Here’s the cool part: This home offered a 4% co-broke. We don’t ever take bonuses, and we had explained that in our first interview, as a part of our discussion about commissions. I had pointed out the bonus commission when we were looking at the house, both as a matter of disclosure and as a potential incentive to the buyer: Instead of one point from us, you’ll be getting two points on this house.

But they had forgotten every bit of that. Last night when I was taking my leave from the home, Mr. Buyer shook my hand and said, “I wanted to thank you for getting that extra money for us.” Simple enough, and I hadn’t thought twice about it. But the look in his eyes was startling, not just gratitude but something close to wonder. What he was really saying to me, I think, was something like this: “You could have cheated us and we would have been none the wiser.”

And that’s probably true. The language of the contract is painfully plain, but only high-C’s read contracts. They might have gone through the rest of their lives with nagging doubts about my integrity, but it’s completely plausible that they never would have figured it out, had I stolen half the commission I had promised to concede to them. They were only expecting a point, so if they only got a point, they might never have raised a fuss.

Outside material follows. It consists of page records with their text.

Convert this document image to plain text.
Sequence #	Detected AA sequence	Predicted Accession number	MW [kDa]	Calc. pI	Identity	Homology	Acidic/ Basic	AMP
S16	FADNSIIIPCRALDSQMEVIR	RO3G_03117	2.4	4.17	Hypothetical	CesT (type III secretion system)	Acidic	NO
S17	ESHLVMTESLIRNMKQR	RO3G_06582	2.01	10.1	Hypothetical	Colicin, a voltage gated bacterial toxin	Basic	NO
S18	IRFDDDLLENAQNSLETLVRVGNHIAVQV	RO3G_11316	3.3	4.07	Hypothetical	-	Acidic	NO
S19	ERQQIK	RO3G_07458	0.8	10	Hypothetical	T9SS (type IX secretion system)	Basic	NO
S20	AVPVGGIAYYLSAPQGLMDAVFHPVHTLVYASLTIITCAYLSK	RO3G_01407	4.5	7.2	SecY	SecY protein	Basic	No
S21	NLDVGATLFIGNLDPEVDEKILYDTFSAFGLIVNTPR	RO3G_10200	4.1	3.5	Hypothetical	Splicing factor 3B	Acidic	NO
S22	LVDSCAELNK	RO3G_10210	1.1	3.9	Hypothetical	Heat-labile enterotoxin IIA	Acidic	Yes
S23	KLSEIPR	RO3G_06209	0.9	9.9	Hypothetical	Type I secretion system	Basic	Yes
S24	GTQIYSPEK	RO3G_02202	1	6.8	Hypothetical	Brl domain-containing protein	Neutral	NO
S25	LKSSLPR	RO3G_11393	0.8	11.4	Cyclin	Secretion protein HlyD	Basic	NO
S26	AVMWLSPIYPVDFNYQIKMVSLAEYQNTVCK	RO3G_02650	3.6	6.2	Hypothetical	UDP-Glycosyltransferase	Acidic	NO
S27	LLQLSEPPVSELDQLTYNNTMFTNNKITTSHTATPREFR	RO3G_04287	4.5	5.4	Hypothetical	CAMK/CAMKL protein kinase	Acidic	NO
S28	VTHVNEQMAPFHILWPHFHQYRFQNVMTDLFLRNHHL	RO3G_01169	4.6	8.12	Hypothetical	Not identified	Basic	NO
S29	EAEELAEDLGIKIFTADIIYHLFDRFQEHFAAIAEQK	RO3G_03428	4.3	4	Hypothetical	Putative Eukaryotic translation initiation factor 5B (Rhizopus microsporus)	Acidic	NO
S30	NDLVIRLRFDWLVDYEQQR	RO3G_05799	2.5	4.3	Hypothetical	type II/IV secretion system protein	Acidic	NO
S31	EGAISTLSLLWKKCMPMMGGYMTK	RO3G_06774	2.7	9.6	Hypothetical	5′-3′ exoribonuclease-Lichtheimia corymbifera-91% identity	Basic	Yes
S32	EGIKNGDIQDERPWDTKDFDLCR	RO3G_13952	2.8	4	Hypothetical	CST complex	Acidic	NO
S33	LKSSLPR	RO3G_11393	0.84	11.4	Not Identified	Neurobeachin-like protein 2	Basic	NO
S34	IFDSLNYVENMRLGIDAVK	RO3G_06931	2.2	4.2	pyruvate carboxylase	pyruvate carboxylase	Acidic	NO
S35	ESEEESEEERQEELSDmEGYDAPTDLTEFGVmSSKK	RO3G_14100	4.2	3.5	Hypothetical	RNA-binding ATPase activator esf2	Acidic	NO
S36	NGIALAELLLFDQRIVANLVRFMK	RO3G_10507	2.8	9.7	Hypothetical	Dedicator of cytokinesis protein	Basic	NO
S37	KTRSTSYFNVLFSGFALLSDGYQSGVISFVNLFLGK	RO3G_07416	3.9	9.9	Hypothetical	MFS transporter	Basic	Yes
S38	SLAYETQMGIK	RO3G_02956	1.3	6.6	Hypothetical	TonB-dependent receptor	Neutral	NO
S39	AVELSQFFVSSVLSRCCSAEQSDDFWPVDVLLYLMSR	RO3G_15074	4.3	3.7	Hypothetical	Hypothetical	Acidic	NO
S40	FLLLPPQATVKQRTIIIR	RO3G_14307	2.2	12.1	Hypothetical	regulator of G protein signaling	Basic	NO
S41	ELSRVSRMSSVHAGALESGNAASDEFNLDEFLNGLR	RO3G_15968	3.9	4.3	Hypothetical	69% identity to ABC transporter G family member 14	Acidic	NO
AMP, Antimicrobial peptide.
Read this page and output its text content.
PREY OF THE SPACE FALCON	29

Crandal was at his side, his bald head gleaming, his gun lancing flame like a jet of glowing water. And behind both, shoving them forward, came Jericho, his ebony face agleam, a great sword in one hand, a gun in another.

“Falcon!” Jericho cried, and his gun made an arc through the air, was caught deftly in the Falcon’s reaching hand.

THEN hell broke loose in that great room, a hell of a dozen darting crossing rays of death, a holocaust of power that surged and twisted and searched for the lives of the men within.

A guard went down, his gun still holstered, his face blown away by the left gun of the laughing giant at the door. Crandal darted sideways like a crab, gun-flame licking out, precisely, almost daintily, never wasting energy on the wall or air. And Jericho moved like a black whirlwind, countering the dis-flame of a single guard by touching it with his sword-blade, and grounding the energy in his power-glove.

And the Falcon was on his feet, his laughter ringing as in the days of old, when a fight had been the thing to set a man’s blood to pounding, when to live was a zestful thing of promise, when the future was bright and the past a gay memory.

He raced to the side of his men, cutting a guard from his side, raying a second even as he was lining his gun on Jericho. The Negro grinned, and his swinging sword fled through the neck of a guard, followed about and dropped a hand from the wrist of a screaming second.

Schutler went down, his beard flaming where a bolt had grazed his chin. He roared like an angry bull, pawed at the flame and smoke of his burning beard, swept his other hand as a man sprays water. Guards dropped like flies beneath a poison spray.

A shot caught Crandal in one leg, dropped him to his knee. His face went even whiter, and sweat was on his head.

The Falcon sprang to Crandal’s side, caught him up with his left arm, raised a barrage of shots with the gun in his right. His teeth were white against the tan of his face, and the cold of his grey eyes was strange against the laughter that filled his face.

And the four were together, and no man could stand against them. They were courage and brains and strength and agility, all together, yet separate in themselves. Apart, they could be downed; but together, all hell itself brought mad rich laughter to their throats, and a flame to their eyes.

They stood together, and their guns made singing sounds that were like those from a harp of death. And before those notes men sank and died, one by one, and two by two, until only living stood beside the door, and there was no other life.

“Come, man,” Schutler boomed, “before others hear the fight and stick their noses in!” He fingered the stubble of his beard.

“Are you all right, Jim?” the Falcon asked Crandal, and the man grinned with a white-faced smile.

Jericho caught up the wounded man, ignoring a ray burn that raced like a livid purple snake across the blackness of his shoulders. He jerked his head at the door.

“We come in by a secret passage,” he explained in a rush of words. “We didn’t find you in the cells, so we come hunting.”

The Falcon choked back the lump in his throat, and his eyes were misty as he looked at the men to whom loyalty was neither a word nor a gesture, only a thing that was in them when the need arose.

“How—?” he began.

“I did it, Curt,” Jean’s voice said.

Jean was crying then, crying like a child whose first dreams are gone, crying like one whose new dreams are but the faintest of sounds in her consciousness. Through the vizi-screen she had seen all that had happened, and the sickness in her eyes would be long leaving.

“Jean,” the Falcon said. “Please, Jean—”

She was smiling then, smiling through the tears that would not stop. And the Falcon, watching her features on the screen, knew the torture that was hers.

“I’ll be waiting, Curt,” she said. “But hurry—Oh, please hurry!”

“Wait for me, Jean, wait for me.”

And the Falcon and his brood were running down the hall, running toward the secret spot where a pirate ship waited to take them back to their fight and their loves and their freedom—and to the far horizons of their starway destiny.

But that is why we must always be scrupulously honest, no matter what. If I know there’s an elephant in the room, I can do what I can to shoot it down. But, if by my own shady behavior, I invite elephants into the room, I am not just destroying my relationship with a nice family, I am wreaking permanent devastation on my own integrity, I am destroying myself from the inside out.

I like to watch people when they don’t know I’m watching, just to see them, just to see what they do. We say that your true character is who you are when you think no one is watching you. But the actual, ontological fact of human life is this: Evil is never unwitnessed. Even if no one else sees your evil act, even if no one else ever discovers it, you know what you have done. Your own knowledge of your own corruption — your own constant struggle to portray a virtue you know without doubt that you have betrayed — will eat you up from the inside out.

This is all completely obvious to everyone, and my peculiar gift to humanity is to raise the topics almost no one wants to talk — or even think — about. But if Realtors are ever to rise above our awful reputation, it will be my means of the kind of radical, pre-emptive transparency that leaves no possible room for doubt, in our clients’ minds, about our fundamental integrity.

Do you want to build relationships based on enduring trust? Shoot every elephant in the room, even the ones no one else has even noticed yet.